Jaclyn Green-Stock, 23, co-heads the New York “Juvenilia” chapter of the Austen Society, a 50-member group of Janeites in their 20s and 30s. Ms. Green-Stock is also writing a screenplay about gentrification in New York, using “Persuasion” as her chief inspiration.
The Juvenilia members take walking tours in lower Manhattan and gather at each other’s apartments to watch DVDs of Austen-themed movies such as a Bollywood version of “Sense and Sensibility” called “I Have Found It.”
Media companies are tapping into the Austen craze as well. Quirk Books in Philadelphia in 2008 commissioned author Seth Grahame-Smith to write “Pride and Prejudice and Zombies,” a work that adds the undead to Ms. Austen’s classic novel. The book is slated to become a film next year.
The seeds of the Austen resurgence were sown during the 1990s. In 1995 came two big film and TV adaptations: the BBC miniseries of “Pride and Prejudice,” featuring actor Colin Firth as Fitzwilliam Darcy; and director Ang Lee’s “Sense and Sensibility,” starring Emma Thompson, Hugh Grant and Kate Winslet. A year later Gwyneth Paltrow starred in “Emma.”

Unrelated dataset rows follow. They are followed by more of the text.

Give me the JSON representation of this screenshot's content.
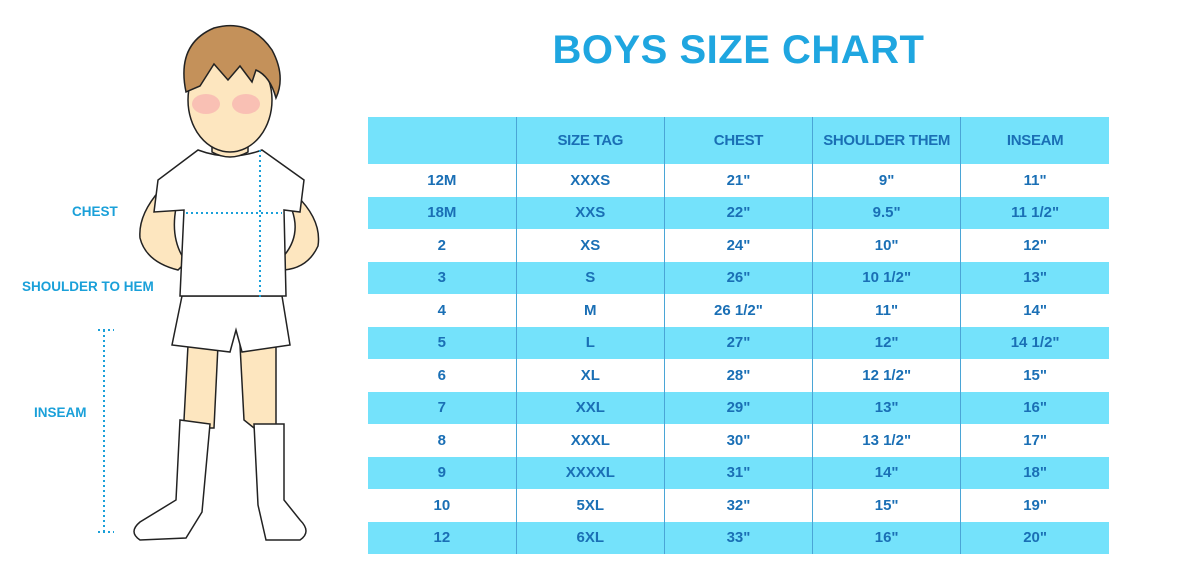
{
  "title": "BOYS SIZE CHART",
  "colors": {
    "accent": "#1fa6e0",
    "row_stripe": "#74e2fb",
    "text": "#1a6fb5"
  },
  "figure": {
    "labels": {
      "chest": "CHEST",
      "shoulder_to_hem": "SHOULDER TO HEM",
      "inseam": "INSEAM"
    }
  },
  "table": {
    "headers": [
      "",
      "SIZE TAG",
      "CHEST",
      "SHOULDER THEM",
      "INSEAM"
    ],
    "rows": [
      [
        "12M",
        "XXXS",
        "21\"",
        "9\"",
        "11\""
      ],
      [
        "18M",
        "XXS",
        "22\"",
        "9.5\"",
        "11 1/2\""
      ],
      [
        "2",
        "XS",
        "24\"",
        "10\"",
        "12\""
      ],
      [
        "3",
        "S",
        "26\"",
        "10 1/2\"",
        "13\""
      ],
      [
        "4",
        "M",
        "26 1/2\"",
        "11\"",
        "14\""
      ],
      [
        "5",
        "L",
        "27\"",
        "12\"",
        "14 1/2\""
      ],
      [
        "6",
        "XL",
        "28\"",
        "12 1/2\"",
        "15\""
      ],
      [
        "7",
        "XXL",
        "29\"",
        "13\"",
        "16\""
      ],
      [
        "8",
        "XXXL",
        "30\"",
        "13 1/2\"",
        "17\""
      ],
      [
        "9",
        "XXXXL",
        "31\"",
        "14\"",
        "18\""
      ],
      [
        "10",
        "5XL",
        "32\"",
        "15\"",
        "19\""
      ],
      [
        "12",
        "6XL",
        "33\"",
        "16\"",
        "20\""
      ]
    ]
  }
}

“Clueless,” a 1995 movie starring Alicia Silverstone and Paul Rudd, was a thinly disguised adaptation of “Emma,” set in modern-day California.
But while those movies stirred young people’s passions for Ms. Austen’s works, the Web is allowing fans to connect in new ways.
Among the Jane Austen Twitter feeds, blogs and chat rooms that have cropped up is “Jane Austen’s Fight Club,” a faux movie trailer that juxtaposes women in Austen-era frocks with the bruises and blood of the cult classic “Fight Club.” There’s also dwiggie.com, a hub of fan fiction overseen by Crystal Shih, 29. Ms. Shih and her college roommate discovered Ms. Austen a decade ago and began writing Austenesque prose in their Massachusetts Institute of Technology dorm room. Now her site boasts about 1,000 registered users. Everything from “Clueless” to Colin Firth is fair game for debate.
“The movie adaptations created a lot of fanatics,” says Ms. Shih, now doing postdoctoral work in biochemistry at MIT. “In some of the forums, there are throw-downs about who is their favorite Darcy…At one conference an 80-year-old said Laurence Olivier was the only one for her, but Colin Firth definitely propagates that Darcy image today.”
A spokeswoman for Mr. Firth declined to comment.
Laurie Viera Rigler has written two Austen-theme novels, “Confessions of a Jane Austen Addict” and “Rude Awakenings of a Jane Austen Addict.” In May she launched “Sex and the Austen Girl,” a Web series at babelgum.com that plays on the differences between life today and in the Austen era.
The two-and-a-half minute webisodes include such titles as “The 200-Year-Old Virgin.”
Young people, says Ms. Viera Rigler, are deep into Austen’s universe and obsessive fandom “is normal to them.”
“It’s true,” she says. “We are a little crazy.”